For nearly two years, the world’s biggest tech companies have said that AI will transform the web, your life, and the world. But first, they are remaking the humble search engine.

Chatbots and search, in theory, are a perfect match. A standard Google search interprets a query and pulls up relevant results; tech companies have spent tens or hundreds of millions of dollars engineering chatbots that interpret human inputs, synthesize information, and provide fluent, useful responses. No more keyword refining or scouring Wikipedia—ChatGPT will do it all. Search is an appealing target, too: Shaping how people navigate the internet is tantamount to shaping the internet itself.

Months of prophesying about generative AI have now culminated, almost all at once, in what may be the clearest glimpse yet into the internet’s future. After a series of limited releases and product demos, mired with various setbacks and embarrassing errors, tech companies are debuting AI-powered search engines as fully realized, all-inclusive products. Last Monday, Google announced that it would launch its AI Overviews in more than 100 new countries; that feature will now reach more than 1 billion users a month. Days later, OpenAI announced a new search function in ChatGPT, available to paid users for now and soon opening to the public. The same afternoon, the AI-search start-up Perplexity shared instructions for making its “answer engine” the default search tool in your web browser.

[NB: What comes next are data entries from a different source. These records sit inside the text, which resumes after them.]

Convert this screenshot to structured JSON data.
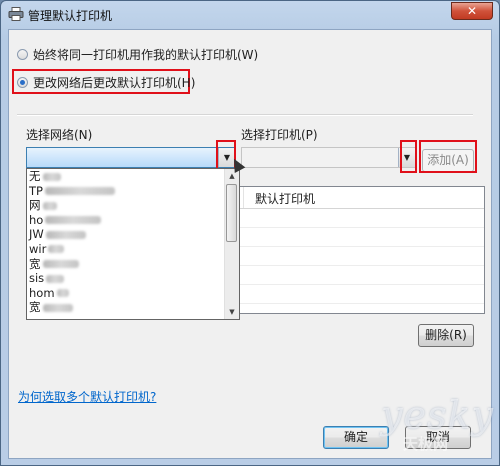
{
  "window": {
    "title": "管理默认打印机",
    "close_label": "✕"
  },
  "options": {
    "always_same": "始终将同一打印机用作我的默认打印机(W)",
    "change_with_network": "更改网络后更改默认打印机(H)",
    "selected": "change_with_network"
  },
  "network": {
    "label": "选择网络(N)",
    "items": [
      {
        "visible": "无",
        "hidden_w": 18
      },
      {
        "visible": "TP",
        "hidden_w": 70
      },
      {
        "visible": "网",
        "hidden_w": 14
      },
      {
        "visible": "ho",
        "hidden_w": 56
      },
      {
        "visible": "JW",
        "hidden_w": 40
      },
      {
        "visible": "wir",
        "hidden_w": 16
      },
      {
        "visible": "宽",
        "hidden_w": 36
      },
      {
        "visible": "sis",
        "hidden_w": 18
      },
      {
        "visible": "hom",
        "hidden_w": 12
      },
      {
        "visible": "宽",
        "hidden_w": 30
      }
    ]
  },
  "printer": {
    "label": "选择打印机(P)",
    "add_label": "添加(A)"
  },
  "table": {
    "col1": "",
    "col2": "默认打印机",
    "delete_label": "删除(R)"
  },
  "footer": {
    "help_link": "为何选取多个默认打印机?",
    "ok_label": "确定",
    "cancel_label": "取消"
  },
  "watermark": {
    "main": "yesky",
    "sub": "天极网"
  },
  "colors": {
    "highlight": "#e0101a",
    "link": "#0066cc"
  }
}
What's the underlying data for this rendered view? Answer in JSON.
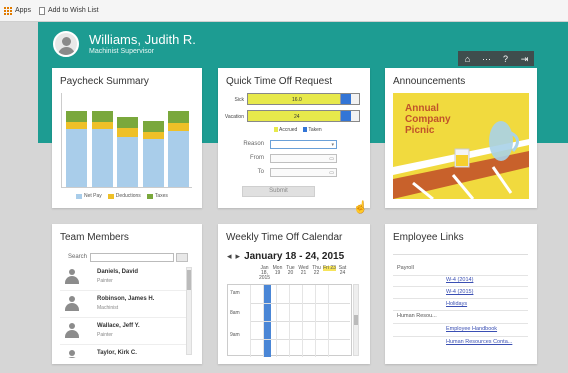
{
  "browser": {
    "bookmarks": [
      {
        "label": "Apps",
        "icon": "apps-grid-icon"
      },
      {
        "label": "Add to Wish List",
        "icon": "page-icon"
      }
    ]
  },
  "header": {
    "user_name": "Williams, Judith R.",
    "user_title": "Machinist Supervisor",
    "tools": [
      "home-icon",
      "more-icon",
      "help-icon",
      "logout-icon"
    ],
    "tool_glyphs": {
      "home": "⌂",
      "more": "···",
      "help": "?",
      "logout": "⇥"
    },
    "accent": "#1d9c92"
  },
  "paycheck": {
    "title": "Paycheck Summary",
    "legend": [
      "Net Pay",
      "Deductions",
      "Taxes"
    ],
    "colors": {
      "net_pay": "#a9cdea",
      "deductions": "#eec028",
      "taxes": "#7aa83c"
    },
    "chart_data": {
      "type": "bar",
      "stacked": true,
      "categories": [
        "1",
        "2",
        "3",
        "4",
        "5"
      ],
      "series": [
        {
          "name": "Net Pay",
          "values": [
            61,
            61,
            53,
            51,
            59
          ]
        },
        {
          "name": "Deductions",
          "values": [
            7,
            7,
            9,
            7,
            8
          ]
        },
        {
          "name": "Taxes",
          "values": [
            12,
            12,
            12,
            11,
            13
          ]
        }
      ],
      "ylim": [
        0,
        100
      ]
    }
  },
  "quick_time_off": {
    "title": "Quick Time Off Request",
    "rows": [
      {
        "label": "Sick",
        "value": "16.0",
        "accrued_fraction": 0.84,
        "taken_fraction": 0.09
      },
      {
        "label": "Vacation",
        "value": "24",
        "accrued_fraction": 0.84,
        "taken_fraction": 0.09
      }
    ],
    "legend": [
      "Accrued",
      "Taken"
    ],
    "legend_colors": {
      "accrued": "#e7e94b",
      "taken": "#3375d6"
    },
    "fields": {
      "reason_label": "Reason",
      "from_label": "From",
      "to_label": "To",
      "reason_value": "",
      "from_value": "",
      "to_value": ""
    },
    "submit_label": "Submit"
  },
  "announcements": {
    "title": "Announcements",
    "headline_lines": [
      "Annual",
      "Company",
      "Picnic"
    ]
  },
  "team_members": {
    "title": "Team Members",
    "search_label": "Search",
    "search_value": "",
    "members": [
      {
        "name": "Daniels, David",
        "title": "Painter"
      },
      {
        "name": "Robinson, James H.",
        "title": "Machinist"
      },
      {
        "name": "Wallace, Jeff Y.",
        "title": "Painter"
      },
      {
        "name": "Taylor, Kirk C.",
        "title": ""
      }
    ]
  },
  "weekly_calendar": {
    "title": "Weekly Time Off Calendar",
    "range_label": "January 18 - 24, 2015",
    "nav_prev": "◂",
    "nav_next": "▸",
    "days": [
      {
        "label": "Jan 18, 2015"
      },
      {
        "label": "Mon 19"
      },
      {
        "label": "Tue 20"
      },
      {
        "label": "Wed 21"
      },
      {
        "label": "Thu 22"
      },
      {
        "label": "Fri 23",
        "highlight": true
      },
      {
        "label": "Sat 24"
      }
    ],
    "times": [
      "7am",
      "8am",
      "9am"
    ],
    "busy_color": "#4a86d6"
  },
  "employee_links": {
    "title": "Employee Links",
    "groups": [
      {
        "name": "Payroll",
        "links": [
          "W-4 (2014)",
          "W-4 (2015)",
          "Holidays"
        ]
      },
      {
        "name": "Human Resou...",
        "links": [
          "Employee Handbook",
          "Human Resources Conta..."
        ]
      }
    ]
  }
}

For the past week, I have been using these products in a variety of ways: to research articles, follow the election, and run everyday search queries. In turn I have scried, as best I can, into the future of how billions of people will access, relate to, and synthesize information. What I’ve learned is that these products are at once unexpectedly convenient, frustrating, and weird. These tools’ current iterations surprised and, at times, impressed me, yet even when they work perfectly, I’m not convinced that AI search is a wise endeavor.